7. Were outcomes clearly defined and the measurements valid and reliable?
  7.1. Were primary and secondary endpoints described and relevant to the question?
  7.2. Were nutrition measures appropriate to question and outcomes of concern?
  7.3. Was the period of follow-up long enough for important outcome(s) to occur?
  7.4. Were the observations and measurements based on standard, valid, and reliable data collection instruments/tests/procedures?
  7.5. Was the measurement of effect at an appropriate level of precision?
  7.6. Were other factors accounted for (measured) that could affect outcomes?
  7.7. Were the measurements conducted consistently across groups?
8. Was the statistical analysis appropriate for the study design and type of outcome indicators?
  8.1. Were statistical analyses adequately described and the results reported appropriately?
  8.2. Were correct statistical tests used and assumptions of test not violated?
  8.3. Were statistics reported with levels of significance and/or confidence intervals?
  8.4. Was "intent to treat" analysis of outcomes done (and as appropriate, was there an analysis of outcomes for those maximally exposed or a dose-response analysis)?

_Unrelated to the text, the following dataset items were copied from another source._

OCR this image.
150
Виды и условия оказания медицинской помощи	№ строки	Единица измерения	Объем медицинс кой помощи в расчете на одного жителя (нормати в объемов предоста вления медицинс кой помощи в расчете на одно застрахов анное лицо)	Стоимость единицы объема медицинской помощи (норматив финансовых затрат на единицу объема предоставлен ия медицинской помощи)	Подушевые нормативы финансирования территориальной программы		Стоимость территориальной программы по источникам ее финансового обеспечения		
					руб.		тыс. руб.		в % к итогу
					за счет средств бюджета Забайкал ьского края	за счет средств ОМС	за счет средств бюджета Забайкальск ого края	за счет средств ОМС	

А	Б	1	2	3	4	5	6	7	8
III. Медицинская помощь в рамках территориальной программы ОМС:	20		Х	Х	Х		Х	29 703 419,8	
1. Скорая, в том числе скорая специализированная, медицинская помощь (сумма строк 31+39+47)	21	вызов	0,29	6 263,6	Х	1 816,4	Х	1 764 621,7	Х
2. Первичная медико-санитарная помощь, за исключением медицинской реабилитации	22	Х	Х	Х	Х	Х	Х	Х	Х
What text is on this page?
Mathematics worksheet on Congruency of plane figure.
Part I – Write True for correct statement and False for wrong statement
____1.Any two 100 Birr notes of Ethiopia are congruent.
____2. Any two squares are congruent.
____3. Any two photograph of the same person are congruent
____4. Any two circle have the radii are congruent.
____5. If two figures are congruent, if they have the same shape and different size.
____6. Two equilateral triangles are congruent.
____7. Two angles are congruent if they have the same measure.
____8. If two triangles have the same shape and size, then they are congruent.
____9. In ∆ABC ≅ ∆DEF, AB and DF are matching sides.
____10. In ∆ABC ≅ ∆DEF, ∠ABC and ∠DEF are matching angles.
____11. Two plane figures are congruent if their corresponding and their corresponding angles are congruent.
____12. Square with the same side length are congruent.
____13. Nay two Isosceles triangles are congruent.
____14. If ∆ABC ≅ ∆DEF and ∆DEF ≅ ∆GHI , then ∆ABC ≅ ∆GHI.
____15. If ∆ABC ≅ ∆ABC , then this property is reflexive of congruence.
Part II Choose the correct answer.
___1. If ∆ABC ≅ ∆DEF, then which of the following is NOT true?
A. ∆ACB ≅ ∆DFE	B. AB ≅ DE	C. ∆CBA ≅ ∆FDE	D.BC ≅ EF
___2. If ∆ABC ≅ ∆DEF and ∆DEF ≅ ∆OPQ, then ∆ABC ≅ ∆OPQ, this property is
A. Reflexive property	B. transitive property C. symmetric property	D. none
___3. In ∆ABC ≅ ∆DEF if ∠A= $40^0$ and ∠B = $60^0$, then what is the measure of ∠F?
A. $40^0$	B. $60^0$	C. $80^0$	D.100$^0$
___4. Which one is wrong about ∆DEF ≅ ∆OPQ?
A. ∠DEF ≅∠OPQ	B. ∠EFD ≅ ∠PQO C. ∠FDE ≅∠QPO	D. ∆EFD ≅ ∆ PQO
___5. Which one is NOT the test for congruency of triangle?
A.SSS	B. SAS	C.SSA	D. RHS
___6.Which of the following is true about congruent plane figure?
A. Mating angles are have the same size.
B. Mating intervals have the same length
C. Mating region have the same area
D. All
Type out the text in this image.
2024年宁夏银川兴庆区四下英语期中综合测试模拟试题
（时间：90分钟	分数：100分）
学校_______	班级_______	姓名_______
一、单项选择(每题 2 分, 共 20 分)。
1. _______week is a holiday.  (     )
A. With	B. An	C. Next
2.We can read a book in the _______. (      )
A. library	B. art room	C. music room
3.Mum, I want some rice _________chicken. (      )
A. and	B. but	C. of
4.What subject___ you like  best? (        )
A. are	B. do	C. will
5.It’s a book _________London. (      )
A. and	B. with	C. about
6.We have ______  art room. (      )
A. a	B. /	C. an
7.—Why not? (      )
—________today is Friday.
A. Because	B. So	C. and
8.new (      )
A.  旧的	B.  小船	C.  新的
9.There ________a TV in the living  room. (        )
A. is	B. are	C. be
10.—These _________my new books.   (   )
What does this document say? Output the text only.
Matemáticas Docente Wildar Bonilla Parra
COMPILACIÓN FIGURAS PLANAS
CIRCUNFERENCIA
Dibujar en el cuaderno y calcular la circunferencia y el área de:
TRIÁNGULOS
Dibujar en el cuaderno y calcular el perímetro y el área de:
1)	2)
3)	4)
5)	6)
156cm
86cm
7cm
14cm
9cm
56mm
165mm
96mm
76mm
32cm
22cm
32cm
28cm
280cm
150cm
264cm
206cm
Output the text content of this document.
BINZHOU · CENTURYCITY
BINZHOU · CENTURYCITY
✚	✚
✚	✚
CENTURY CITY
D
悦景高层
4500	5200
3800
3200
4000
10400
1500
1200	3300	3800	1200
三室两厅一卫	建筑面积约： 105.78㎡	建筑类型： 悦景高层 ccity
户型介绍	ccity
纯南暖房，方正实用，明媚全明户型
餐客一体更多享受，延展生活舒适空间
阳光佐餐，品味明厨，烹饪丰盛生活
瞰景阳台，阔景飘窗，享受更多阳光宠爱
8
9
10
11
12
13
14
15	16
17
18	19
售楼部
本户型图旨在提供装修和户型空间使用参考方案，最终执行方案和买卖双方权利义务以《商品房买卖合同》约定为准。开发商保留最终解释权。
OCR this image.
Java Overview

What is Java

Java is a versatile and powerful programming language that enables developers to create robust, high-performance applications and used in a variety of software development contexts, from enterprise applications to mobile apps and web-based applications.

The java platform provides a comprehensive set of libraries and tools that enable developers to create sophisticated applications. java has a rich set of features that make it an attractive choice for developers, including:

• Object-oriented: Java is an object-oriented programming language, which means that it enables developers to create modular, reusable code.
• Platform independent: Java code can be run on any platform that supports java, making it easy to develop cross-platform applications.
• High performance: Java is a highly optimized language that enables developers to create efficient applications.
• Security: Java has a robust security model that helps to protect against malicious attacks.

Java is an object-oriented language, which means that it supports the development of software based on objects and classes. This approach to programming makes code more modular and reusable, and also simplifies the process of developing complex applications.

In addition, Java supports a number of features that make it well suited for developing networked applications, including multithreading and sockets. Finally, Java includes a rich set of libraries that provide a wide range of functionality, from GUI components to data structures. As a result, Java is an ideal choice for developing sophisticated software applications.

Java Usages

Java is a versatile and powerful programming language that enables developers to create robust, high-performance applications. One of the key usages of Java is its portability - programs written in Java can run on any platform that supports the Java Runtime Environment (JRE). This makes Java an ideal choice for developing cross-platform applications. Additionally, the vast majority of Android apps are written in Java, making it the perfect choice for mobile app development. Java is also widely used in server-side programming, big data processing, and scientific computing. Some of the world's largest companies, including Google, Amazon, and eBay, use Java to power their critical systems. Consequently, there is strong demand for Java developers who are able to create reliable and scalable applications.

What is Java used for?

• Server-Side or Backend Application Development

  8.5. Were adequate adjustments made for effects of confounding factors that might have affected the outcomes (e.g., multivariate analyses)?
  8.6. Was clinical significance as well as statistical significance reported?
  8.7. If negative findings, was a power calculation reported to address type 2 error?
9. Are conclusions supported by results with biases and limitations taken into consideration?
  9.1. Is there a discussion of findings?
  9.2. Are biases and study limitations identified and discussed?
10. Is bias due to study’s funding or sponsorship unlikely?
  10.1. Were sources of funding and investigators’ affiliations described?
  10.2. Was the study free from apparent conflict of interest?